All trauma survivors go through the 5 stages of grief. These are denial, anger, bargaining, depression and acceptance. These do not necessarily occur in any order and may re-surface at any point in time. You will find this easier if you turn to others for support and take care of yourself.

How to Deal with Trauma

  1. Get moving. Trauma disrupts your body’s natural equilibrium, freezing you in a state of hyper-arousal and fear. In essence, your nervous system gets stuck. As well as burning off adrenaline and releasing endorphins, exercise and movement can help your nervous system become unstuck.
  2. Don’t isolate. Isolation only makes things worse. Connecting to others face to face will help you heal, so make an effort to maintain your relationships and avoid spending too much time alone. You don’t have to talk about the trauma, you should ask for support, participate in social activities, reconnect with old friends and consider joining a support group for trauma survivors. You many meet people in trauma treatment who have similar experiences and it can be helpful to connect with them.

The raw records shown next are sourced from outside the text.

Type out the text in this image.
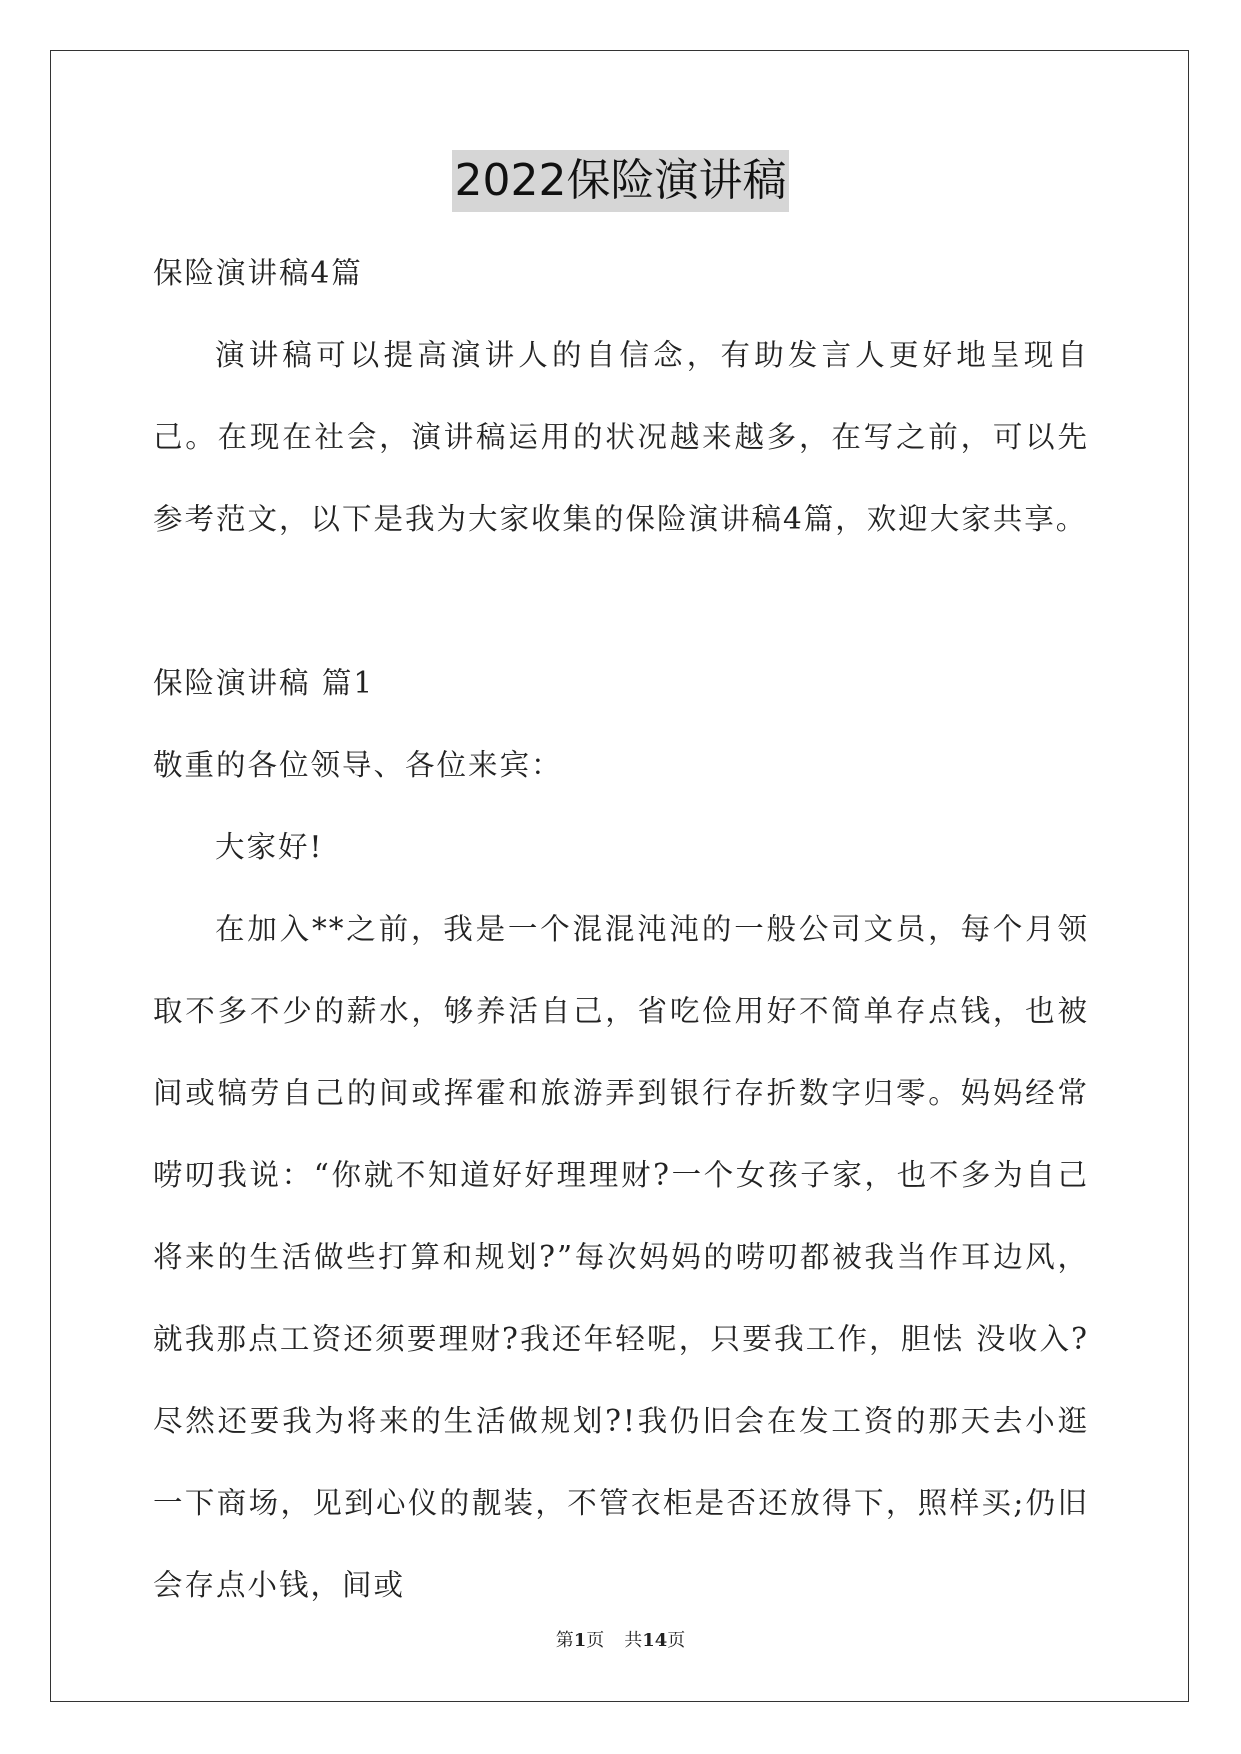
2022保险演讲稿
保险演讲稿4篇

演讲稿可以提高演讲人的自信念，有助发言人更好地呈现自己。在现在社会，演讲稿运用的状况越来越多，在写之前，可以先参考范文，以下是我为大家收集的保险演讲稿4篇，欢迎大家共享。

保险演讲稿 篇1
敬重的各位领导、各位来宾：
大家好!

在加入**之前，我是一个混混沌沌的一般公司文员，每个月领取不多不少的薪水，够养活自己，省吃俭用好不简单存点钱，也被间或犒劳自己的间或挥霍和旅游弄到银行存折数字归零。妈妈经常唠叨我说：“你就不知道好好理理财?一个女孩子家，也不多为自己将来的生活做些打算和规划?”每次妈妈的唠叨都被我当作耳边风，就我那点工资还须要理财?我还年轻呢，只要我工作，胆怯 没收入?尽然还要我为将来的生活做规划?!我仍旧会在发工资的那天去小逛一下商场，见到心仪的靓装，不管衣柜是否还放得下，照样买;仍旧会存点小钱，间或

第1页 共14页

  3. Self-regulate your nervous system. Through mindful breathing, sensory input, staying grounded and allowing yourself to feel what you feel when you feel it can help you change your arousal system and calm yourself. Not only will it help relieve your anxiety but it will also engender a greater sense of control.
  4. Take care of your health. Having a healthy body can increase your ability to cope with the stress of trauma. Get plenty of sleep, avoid alcohol and drugs (stay in recovery) eat a well-balanced diet and reduce.
  5. Give yourself time to heal and to mourn any losses you have experienced.
  6. Don’t try to force the healing process.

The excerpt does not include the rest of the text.